The Rhode Island State Investment Commission will further explore the issues related to investing in gun-related companies in the coming months as officials develop their first corporate governance policy.

Ms. Raimondo said the commission, which oversees the investments of the Rhode Island employees' fund, will need to balance its “fiduciary responsibility to maximize returns with the need to hold corporate citizens accountable.”

Denise Nappier, state treasurer and principal trustee of the Connecticut fund, said she will review the pension fund's investment exposure to all gun manufacturers and the companies that distribute the weapons.

And, Illinois Teachers' fund officials are gathering information on its exposure to gun and ammunition companies, said spokesman Dave Urbanek.

On Dec. 17, California Treasurer William Lockyer said he'll propose that CalSTRS and the $240.7 billion California Public Employees' Retirement System, Sacramento, sell off investments in firearm manufacturers that make guns prohibited under state law.

Mr. Lockyer, a board member of both CalSTRS and CalPERS, asked that both pension funds review their holdings to determine how much they've invested in gun-makers. He said he would then propose to divest those stakes.

A consultant who asked not to be identified said institutional investors are having a knee-jerk response and suggested a 30-day waiting period before analyzing their gun-industry investments.

“The issues are not investment-related at all,” the consultant said, adding guns are the most visible, politically correct target to go after, as opposed to mental health issues and violent video games. “To me, it's more about sensationalism.” He said his firm is not advising clients to do anything on the issue right now.

What to watch

When considering whether to divest, there are several things a pension fund should look at, Cliffwater's Mr. Nesbitt said. They include: the economic implications as well as the fiduciary ones. He added some public pension executives will pass the issue on to legislators to decide.
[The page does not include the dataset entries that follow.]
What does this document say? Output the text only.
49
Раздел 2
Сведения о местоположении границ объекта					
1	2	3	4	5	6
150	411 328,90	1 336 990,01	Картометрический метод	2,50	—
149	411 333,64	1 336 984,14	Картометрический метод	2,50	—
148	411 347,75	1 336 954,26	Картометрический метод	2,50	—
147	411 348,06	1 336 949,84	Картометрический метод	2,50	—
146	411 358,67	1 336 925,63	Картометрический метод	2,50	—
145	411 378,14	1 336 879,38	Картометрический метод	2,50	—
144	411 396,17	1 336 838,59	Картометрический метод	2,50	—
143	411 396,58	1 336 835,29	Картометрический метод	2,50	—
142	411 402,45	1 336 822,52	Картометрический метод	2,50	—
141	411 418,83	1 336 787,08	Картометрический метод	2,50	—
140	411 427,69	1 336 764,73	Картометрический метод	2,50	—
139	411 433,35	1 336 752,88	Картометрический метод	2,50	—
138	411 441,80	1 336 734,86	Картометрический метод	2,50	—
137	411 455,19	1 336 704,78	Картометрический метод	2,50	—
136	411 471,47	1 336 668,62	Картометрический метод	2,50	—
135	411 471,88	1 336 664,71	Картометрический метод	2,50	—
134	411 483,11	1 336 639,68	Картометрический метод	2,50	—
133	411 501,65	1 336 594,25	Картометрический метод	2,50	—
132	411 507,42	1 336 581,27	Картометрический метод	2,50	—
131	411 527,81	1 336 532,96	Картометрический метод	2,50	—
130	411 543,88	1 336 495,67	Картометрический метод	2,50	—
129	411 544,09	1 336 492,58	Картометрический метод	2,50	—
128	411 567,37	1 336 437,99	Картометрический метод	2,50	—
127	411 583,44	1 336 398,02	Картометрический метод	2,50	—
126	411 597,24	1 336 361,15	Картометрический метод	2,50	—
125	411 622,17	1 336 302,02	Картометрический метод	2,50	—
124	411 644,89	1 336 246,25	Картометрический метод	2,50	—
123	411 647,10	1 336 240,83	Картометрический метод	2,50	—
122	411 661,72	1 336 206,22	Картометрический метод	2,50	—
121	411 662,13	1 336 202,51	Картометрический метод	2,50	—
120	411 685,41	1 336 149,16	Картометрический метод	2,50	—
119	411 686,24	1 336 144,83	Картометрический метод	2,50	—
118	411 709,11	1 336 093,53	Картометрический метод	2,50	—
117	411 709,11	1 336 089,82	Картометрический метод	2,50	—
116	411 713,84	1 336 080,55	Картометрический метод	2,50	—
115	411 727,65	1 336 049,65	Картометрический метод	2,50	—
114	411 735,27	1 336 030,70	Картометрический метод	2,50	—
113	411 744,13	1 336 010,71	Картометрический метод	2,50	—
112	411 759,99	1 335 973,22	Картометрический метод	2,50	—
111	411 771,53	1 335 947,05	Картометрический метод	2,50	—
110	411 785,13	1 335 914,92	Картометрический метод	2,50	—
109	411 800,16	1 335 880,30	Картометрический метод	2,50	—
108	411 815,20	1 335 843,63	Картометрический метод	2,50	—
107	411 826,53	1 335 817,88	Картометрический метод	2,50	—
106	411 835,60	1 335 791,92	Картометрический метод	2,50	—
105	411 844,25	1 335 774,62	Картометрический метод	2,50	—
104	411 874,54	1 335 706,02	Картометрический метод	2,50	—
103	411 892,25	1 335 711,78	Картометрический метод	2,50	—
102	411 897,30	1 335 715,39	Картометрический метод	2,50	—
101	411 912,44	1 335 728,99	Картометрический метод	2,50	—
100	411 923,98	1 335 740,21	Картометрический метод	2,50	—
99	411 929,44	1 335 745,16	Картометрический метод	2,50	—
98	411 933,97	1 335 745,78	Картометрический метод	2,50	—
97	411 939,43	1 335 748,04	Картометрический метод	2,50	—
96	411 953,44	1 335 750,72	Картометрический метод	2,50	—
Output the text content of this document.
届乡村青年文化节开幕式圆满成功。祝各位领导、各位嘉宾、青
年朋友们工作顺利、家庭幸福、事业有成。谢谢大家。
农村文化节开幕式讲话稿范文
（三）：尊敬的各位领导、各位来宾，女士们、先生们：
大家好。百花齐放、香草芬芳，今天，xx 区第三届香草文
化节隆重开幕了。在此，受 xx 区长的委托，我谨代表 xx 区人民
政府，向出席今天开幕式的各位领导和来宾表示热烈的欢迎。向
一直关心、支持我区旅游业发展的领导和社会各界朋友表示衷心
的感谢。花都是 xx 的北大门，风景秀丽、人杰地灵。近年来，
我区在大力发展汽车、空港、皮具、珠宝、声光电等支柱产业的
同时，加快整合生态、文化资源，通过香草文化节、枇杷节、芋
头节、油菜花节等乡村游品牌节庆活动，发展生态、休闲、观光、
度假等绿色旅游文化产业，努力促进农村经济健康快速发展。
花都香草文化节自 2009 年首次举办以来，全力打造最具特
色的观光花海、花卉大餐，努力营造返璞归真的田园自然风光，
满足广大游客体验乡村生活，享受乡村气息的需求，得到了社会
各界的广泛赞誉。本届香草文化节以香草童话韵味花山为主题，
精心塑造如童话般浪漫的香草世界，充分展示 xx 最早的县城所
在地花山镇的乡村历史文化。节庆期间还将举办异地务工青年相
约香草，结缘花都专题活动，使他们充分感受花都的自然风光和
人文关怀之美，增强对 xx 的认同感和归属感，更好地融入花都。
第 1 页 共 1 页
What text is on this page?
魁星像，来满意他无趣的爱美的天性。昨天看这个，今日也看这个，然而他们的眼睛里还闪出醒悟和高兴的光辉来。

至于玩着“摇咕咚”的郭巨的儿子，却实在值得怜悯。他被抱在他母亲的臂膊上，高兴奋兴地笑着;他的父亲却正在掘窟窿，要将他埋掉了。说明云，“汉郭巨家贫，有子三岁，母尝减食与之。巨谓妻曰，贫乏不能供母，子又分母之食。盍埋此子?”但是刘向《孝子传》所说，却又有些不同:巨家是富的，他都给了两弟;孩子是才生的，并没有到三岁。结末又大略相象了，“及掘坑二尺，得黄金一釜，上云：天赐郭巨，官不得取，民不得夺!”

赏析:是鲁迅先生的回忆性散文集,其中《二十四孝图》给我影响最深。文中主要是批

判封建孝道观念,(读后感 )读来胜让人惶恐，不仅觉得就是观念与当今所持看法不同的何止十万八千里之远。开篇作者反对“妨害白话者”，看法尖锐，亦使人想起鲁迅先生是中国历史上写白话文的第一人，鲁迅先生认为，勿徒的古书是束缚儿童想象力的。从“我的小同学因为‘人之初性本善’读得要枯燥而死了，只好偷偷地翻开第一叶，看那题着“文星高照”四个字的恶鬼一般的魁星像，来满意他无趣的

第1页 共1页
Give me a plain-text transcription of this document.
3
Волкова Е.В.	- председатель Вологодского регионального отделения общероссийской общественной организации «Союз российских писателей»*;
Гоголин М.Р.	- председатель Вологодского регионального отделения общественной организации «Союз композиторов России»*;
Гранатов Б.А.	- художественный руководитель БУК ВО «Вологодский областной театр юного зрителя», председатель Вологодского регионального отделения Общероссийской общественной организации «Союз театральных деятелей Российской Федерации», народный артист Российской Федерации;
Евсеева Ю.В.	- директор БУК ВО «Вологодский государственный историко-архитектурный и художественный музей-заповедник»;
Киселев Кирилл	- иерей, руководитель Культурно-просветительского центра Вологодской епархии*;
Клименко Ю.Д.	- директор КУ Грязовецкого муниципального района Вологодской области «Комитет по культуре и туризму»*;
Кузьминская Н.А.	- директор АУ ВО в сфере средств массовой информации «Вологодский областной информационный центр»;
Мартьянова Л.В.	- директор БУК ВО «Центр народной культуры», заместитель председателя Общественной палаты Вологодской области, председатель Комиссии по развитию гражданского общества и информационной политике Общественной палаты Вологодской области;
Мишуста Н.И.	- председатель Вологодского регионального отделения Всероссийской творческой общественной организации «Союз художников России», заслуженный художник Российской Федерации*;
As of Sept. 30, Vanguard Group Inc. and BlackRock (BLK) Inc. (BLK) were the two largest holders of Smith & Wesson stock, as well as two of the largest investors in Sturm, Ruger, according to Bloomberg data, but almost all the holdings from the two firms are managed passively.

Vanguard sent a statement to Pensions & Investments that said the company does not believe mutual funds are “optimal agents to address social change.”

“As a fiduciary, Vanguard is required to manage our funds in the best interests of shareholders and obligated to maximize returns in order to help shareholders meet their financial goals,” the statement said. “It would be exceedingly difficult, if not impossible, to fulfill these obligations while managing portfolios that reflect the social concerns of all of our shareholders. We believe our approach of engaging with portfolio companies on issues such as this strikes the appropriate balance between corporate responsibility and our obligations as a fiduciary of our fund shareholders' assets.”

Gun manufacturer stocks have suffered since the Newtown shooting, while ammunition manufacturers have seen little change:

  • Smith & Wesson shares closed Dec. 21 at $8.11, up from an intraday low of $7.67 on Dec. 18, but down 15% from the close on Dec. 13, the day before the shooting.
  • Sturm, Ruger closed Dec. 21 at $43.59, down 8.7% from its Dec. 13 close. It had an intraday low of $40.09 on Dec. 18.
  • Alliant Techsystems Inc., a major ammunition supplier, closed Dec. 21 at $63.44, up 2.6% from the Dec. 13 close of $61.84.
  • Olin's stock had little change, closing Dec. 21 at $21.12, down 1.2% from its Dec. 13 close.